"The loss of Samuel Harvey's Victoria Cross in the 1920s are variously believed to be: swapped for beer in a pub; lost in a wood near Ipswich whilst returning home from a pub; or possibly Harvey sold his Victoria Cross privately. There have been no sightings of the VC since."
I guess I'd rather swap mine for a beer than have my kids loose it in a field while playing "soldiers," like Duncan Home's VC was. . .
I was re-reading Medal of Honor and VC citations last night as I was working on my Nine Virtues essays, hoping to get a better feel for the virtue of "courage." Courage, of course, is different now than it was. The inscription on the monument to Periclean citizen-warriors at Yale University sums up our modern idea of courage best, I think: "Courage disdains fame, and wins it."
And yet, the ancient world (particularly the IE world) was very strongly centered on the immortality of fame. I might almost be willing to argue that the IE example is best described as, "Courage wins fame, and revels in it."
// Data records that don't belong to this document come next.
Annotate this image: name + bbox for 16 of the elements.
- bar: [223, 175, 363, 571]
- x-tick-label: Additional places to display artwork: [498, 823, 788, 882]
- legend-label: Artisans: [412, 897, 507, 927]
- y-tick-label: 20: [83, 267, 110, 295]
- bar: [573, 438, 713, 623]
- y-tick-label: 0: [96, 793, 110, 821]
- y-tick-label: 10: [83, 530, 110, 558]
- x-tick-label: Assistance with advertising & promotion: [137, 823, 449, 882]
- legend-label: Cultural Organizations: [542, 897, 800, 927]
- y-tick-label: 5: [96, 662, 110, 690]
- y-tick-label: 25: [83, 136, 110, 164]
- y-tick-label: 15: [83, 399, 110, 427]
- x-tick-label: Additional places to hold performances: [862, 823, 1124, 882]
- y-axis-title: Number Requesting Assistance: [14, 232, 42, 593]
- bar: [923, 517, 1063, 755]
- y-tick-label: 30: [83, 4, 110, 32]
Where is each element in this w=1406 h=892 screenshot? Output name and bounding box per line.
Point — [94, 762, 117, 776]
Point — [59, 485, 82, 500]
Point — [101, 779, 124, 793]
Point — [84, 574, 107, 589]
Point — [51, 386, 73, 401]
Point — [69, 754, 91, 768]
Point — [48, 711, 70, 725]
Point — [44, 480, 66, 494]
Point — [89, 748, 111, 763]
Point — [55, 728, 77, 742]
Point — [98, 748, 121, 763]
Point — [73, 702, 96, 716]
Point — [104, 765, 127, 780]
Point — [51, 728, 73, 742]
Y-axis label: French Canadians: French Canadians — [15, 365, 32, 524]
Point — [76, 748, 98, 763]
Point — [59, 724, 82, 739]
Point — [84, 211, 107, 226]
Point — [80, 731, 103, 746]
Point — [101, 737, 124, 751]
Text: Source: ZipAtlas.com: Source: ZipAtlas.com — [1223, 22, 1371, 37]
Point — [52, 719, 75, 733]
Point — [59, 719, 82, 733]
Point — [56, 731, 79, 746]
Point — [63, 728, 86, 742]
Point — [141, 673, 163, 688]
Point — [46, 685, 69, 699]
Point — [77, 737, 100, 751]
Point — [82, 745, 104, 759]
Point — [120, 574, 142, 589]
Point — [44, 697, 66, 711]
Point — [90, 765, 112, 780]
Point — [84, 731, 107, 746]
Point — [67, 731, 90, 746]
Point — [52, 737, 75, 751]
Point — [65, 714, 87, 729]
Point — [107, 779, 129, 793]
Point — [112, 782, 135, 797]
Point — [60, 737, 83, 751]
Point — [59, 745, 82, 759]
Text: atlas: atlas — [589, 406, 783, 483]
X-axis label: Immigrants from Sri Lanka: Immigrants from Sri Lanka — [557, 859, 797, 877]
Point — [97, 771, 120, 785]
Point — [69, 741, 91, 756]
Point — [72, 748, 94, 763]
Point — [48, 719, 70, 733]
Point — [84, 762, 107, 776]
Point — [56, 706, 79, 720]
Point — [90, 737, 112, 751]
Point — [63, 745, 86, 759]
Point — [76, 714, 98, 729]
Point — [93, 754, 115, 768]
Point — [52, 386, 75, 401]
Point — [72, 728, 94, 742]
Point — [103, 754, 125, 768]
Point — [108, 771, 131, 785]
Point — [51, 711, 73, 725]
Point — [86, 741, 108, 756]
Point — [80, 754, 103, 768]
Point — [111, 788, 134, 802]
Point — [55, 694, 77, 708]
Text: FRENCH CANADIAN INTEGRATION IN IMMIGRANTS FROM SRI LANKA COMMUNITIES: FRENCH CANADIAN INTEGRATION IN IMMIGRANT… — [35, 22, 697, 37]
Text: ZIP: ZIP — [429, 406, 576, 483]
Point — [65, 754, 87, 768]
It is an interesting issue for me to consider. I love re-doing my Dedicant Path documentation, particularly since I did my work before the change in requirements in 2003/2004.
Every time I sit down to re-work my DP, I find that I am learning more from the process. It's an excellent Path for those who take it seriously: easy enough that if you want a hoop to jump through, you can use it as that; but if you're serious about the work, and you want to gain deeply from it, the DP can be as challenging and rewarding as you want it to be.